Include a copy of each of the following in the member’s chart when service is shared HCN:

  1. A signed consent form by each member/legal representative
  2. Permission for the agency to schedule shared care up to the maximum hours chosen by the member
  3. Any use of services outside the member’s home
  4. Permission to place the member’s name in the chart of the other shared member
  5. How the needs of both members are appropriately and safely being met
  6. Where the shared services will be provided
  7. Ongoing monitoring and evaluation of the shared services by the HCN
  8. Emergency response backup plans to the member’s illness/absence or HCN’s illness/absence
  9. Additional training, if needed, for the HCN to provide care to two members
  10. The names of each member receiving shared HCN services
  11. The starting and ending times the members received shared HCN
  12. Routine nursing documentation such as changes in the member’s condition/any problems due to sharing services

Changing or Discontinuing Shared HCN

The member or legal representative must notify the provider in writing if the member chooses to make a change in their shared care. Changes include the following:

  1. The number of allowed units the member wishes to share
  2. Discontinuing participation in shared care
  3. Changing providers

The written revocation or change must be maintained in the member’s file.

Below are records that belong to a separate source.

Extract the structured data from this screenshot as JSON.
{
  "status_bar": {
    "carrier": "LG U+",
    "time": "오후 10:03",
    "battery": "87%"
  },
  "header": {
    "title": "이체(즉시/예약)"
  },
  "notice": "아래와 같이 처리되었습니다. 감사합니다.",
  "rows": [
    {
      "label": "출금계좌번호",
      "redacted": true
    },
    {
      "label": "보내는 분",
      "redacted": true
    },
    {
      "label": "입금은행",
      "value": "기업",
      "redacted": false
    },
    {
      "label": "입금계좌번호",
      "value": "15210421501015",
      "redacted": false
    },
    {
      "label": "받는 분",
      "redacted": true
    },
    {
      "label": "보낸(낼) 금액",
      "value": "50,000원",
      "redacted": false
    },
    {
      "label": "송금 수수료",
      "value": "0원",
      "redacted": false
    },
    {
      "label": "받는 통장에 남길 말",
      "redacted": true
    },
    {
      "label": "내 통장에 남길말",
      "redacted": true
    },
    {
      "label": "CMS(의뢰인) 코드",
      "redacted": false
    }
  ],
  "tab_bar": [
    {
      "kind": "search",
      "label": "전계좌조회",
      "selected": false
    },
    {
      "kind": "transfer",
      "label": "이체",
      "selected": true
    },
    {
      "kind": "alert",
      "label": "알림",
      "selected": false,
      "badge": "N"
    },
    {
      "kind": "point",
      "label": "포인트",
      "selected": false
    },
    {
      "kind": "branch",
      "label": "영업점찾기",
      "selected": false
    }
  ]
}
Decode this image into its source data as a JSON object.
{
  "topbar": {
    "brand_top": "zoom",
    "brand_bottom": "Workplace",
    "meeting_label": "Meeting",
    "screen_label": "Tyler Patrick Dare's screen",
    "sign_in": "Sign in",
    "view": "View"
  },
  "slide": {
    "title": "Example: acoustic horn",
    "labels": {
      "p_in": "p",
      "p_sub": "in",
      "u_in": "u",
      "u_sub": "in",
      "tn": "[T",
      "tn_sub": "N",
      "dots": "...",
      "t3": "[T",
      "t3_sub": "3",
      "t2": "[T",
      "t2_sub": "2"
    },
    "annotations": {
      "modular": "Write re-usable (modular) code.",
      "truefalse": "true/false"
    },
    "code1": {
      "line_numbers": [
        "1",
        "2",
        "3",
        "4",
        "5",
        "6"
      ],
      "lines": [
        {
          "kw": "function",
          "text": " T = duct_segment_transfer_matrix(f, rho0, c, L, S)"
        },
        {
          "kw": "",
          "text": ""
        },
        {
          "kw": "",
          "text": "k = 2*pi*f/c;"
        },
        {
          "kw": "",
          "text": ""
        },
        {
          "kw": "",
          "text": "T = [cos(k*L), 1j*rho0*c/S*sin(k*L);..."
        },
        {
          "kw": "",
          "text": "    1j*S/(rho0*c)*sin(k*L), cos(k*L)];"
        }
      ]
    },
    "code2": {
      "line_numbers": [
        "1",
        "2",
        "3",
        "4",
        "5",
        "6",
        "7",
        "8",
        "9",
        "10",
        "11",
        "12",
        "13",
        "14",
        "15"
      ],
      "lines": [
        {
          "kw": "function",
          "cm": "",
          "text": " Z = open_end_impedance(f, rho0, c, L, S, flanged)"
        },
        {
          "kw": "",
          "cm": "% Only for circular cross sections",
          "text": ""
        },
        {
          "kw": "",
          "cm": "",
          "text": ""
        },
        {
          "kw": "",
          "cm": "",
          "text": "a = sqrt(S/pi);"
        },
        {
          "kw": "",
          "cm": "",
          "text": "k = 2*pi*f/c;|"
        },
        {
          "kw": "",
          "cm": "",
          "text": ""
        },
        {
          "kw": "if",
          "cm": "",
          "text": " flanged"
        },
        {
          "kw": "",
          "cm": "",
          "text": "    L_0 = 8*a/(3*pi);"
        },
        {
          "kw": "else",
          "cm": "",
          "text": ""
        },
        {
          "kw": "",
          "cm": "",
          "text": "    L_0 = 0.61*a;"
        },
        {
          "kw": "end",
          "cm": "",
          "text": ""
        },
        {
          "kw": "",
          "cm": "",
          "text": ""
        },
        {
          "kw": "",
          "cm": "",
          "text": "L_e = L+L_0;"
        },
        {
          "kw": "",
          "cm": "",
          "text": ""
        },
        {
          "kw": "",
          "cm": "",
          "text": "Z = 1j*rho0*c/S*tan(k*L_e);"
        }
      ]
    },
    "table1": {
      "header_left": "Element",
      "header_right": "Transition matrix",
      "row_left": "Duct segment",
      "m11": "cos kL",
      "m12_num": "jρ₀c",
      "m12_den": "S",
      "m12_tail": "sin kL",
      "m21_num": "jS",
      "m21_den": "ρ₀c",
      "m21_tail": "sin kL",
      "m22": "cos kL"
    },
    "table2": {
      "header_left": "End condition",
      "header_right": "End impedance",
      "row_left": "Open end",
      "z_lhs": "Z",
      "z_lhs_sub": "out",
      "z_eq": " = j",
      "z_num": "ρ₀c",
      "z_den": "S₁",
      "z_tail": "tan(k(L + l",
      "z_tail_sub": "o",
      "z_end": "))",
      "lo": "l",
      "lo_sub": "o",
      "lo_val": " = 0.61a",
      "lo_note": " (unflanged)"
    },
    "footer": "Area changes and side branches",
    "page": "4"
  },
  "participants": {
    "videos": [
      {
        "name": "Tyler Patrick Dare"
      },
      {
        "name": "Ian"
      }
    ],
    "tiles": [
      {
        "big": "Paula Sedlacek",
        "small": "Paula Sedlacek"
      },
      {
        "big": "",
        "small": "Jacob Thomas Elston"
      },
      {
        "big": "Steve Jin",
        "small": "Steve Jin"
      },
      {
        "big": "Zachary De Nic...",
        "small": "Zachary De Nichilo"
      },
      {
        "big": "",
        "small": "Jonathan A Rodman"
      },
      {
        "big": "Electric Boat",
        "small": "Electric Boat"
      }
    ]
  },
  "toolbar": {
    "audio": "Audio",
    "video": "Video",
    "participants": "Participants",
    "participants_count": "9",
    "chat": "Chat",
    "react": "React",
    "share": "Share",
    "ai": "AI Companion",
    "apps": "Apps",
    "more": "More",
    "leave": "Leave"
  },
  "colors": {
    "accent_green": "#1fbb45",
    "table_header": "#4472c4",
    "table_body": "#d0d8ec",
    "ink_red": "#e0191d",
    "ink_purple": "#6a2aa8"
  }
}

When services are changed or discontinued, the current provider must maintain records of the change or discontinuation in the member’s file.

If an HCN agency is non-contracted, the HCN agency must fax the MA Home Care Technical Change Request (DHS-4074) to PrimeWest Health indicating the change in the number of authorized shared care or the last date of shared HCN services and the total number of units to be designated for shared care.

PrimeWest Health reserves the right to request a copy of the HCN assessment tool from the new provider agency at the time services are transferred or requested.

Billing Requirements

The process for billing shared HCN is the same as billing for 1:1 care with the following modification:

  1. Use a separate line item to bill the shared (1:2) HCN units; and
  2. Enter “TT" in the Modifier 1 (MOD1) field.

Complex reimbursement rates: A complex care reimbursement rate is available only when the member is receiving 1:1 HCN services. A complex care rate is not available when the member is receiving shared (1:2) HCN services. This means that a member can share HCN services if they need complex care, but the agency will only receive the complex rate during the hours the member is receiving the 1:1 services.